How did poor people heat their homes in the early 20th century without fireplaces?

by ashesgreyyy

I’m specifically thinking of cramped tenement style living spaces that were popular throughout Europe and New York pre-WWII.

I’m sure several homes had coal furnaces, radiators, etc. but I’m having a hard time determining whether or not these would have been accessible to the lower class at that point.

What were the most popular ways of keeping warm?

fearofair

In New York City for most of the 19th and early 20th centuries, heat would have come from stoves. Initially wood stoves and then more commonly coal-burning, beginning with wealthier households around the 1820s and then becoming the norm across most housing. The crowded tenement-style housing you mention was prevalent in New York in the mid-to-late 19th century. Coal and sometimes kerosene stoves were used for cooking and heating in those rooms, and kerosene lamps were often used for lighting. (In crowded interior rooms with no windows, light and ventilation were a bigger concern than heat most of the year.) More expensive homes and fancy hotels featured indoor gas lightning and coal-powered central heat, where hot air was fed up from the basement through vents in the floor.

An 1865 survey of city housing found that stoves were prevalent in both middle and lower-class dwellings. In one neighborhood in present-day Soho, in the tenements "in which disease were found... stoves and kerosene are the main means of heating and lighting... gas rarely being used." While "private dwellings" also relied on stoves for heat but gas was the more common method of lighting.

In a tenement typical of another neighborhood along the East River waterfront, it describes a the first room:

... 14 X 12 feet with ceiling 8 feet high, having on one side two moderate-sized windows. The small fireplace is closed, and a stove exhausts rapidly the scanty atmospheric supply which finds its way into the apartment through crevices of the doors and windows. We observe that a pungent oder of coal-gas pervades the apartment.

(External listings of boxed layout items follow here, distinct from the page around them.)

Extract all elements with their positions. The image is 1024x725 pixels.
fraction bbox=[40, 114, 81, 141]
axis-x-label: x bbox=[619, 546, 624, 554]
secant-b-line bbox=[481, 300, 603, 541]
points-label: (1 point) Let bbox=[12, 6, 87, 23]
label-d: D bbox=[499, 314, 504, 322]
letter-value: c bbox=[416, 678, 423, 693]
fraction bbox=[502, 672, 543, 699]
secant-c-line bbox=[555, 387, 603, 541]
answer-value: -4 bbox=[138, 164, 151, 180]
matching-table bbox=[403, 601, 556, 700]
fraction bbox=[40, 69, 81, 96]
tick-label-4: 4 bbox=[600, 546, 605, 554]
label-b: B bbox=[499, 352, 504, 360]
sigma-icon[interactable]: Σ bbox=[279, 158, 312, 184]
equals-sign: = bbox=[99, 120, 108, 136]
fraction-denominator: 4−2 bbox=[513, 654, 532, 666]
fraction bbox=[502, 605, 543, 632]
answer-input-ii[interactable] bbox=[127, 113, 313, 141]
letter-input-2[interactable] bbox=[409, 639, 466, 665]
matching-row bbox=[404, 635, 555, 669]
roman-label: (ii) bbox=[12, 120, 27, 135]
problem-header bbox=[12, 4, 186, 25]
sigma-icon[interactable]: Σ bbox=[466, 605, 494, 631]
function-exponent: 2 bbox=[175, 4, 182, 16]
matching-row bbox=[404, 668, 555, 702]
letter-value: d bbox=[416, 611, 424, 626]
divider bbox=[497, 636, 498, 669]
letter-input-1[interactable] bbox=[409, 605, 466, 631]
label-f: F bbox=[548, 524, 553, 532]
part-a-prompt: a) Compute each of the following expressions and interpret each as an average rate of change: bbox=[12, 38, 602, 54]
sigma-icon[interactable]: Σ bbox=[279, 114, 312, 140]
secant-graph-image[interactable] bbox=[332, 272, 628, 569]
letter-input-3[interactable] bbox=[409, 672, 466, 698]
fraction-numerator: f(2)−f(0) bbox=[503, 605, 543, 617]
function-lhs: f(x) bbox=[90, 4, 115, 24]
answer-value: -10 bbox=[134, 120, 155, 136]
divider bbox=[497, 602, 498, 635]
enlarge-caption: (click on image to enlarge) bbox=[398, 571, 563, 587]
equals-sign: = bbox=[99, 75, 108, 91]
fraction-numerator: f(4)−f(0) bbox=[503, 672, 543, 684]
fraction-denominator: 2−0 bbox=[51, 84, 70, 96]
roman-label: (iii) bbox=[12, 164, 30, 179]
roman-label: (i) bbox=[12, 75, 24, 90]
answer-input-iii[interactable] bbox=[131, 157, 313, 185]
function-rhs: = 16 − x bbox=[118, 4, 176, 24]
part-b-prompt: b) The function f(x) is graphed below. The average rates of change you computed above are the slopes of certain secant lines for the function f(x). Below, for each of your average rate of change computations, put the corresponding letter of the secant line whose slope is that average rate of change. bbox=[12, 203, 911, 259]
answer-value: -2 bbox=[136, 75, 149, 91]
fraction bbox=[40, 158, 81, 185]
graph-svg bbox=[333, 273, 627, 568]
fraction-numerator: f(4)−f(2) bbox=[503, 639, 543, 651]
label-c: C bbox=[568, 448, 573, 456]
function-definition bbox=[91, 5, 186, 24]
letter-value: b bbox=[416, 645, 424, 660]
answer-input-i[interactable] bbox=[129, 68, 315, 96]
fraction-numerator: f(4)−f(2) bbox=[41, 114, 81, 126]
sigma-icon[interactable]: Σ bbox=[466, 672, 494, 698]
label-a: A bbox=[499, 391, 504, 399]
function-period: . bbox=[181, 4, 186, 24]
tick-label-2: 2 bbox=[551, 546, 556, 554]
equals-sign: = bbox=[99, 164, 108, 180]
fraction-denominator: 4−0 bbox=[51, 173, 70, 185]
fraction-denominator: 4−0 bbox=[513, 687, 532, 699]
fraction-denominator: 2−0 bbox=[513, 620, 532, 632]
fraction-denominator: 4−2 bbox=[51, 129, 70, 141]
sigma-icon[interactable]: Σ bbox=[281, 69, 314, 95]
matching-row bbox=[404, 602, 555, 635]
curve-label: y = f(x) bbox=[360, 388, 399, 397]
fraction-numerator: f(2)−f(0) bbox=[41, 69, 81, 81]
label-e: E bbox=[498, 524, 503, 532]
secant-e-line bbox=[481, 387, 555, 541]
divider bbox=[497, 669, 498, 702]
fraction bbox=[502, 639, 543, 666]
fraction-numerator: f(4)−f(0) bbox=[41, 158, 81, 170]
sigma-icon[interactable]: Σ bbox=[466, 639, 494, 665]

In the adjoining room it mentions no heat source:

It has no other opening than the door of communication, and of course possesses no means whatever of efficient ventilation... [T]his is the dormitory of half a dozen persons. A sickening and stifling odor, most offensive to the unaccustomed senses pervades this apartment and poisons the atmosphere inhaled by the residents.

Therefore not all apartments and certainly not all rooms had heat sources. And even with a stove, people without the means to purchase coal or firewood would regularly spend winters without heat.

Some housing reforms went in later in the century, but even by the turn of the century, most people living in tenements and working-class housing couldn't afford central heat or new novelties like electric lighting. Stoves remained the norm, as seen in some of Jacob Riis's famous photos from the 1890s like this one of a tenement room and this one of a police station basement.

Even in upper-class dwellings, central heat that relied simply on rising hot air would not reach the whole home, so stoves or fireplaces with coal grates were still necessary in upper floors. Around the turn of the century steam heating systems began appearing in commercial buildings. In the early 20th century steam heat was available in some newer housing projects aimed at the working class, like the First Avenue Estate on 64th St, built by City & Suburban Homes. But for the first few decades it remained mostly the domain of new apartment buildings targeting middle and upper-middle class renters.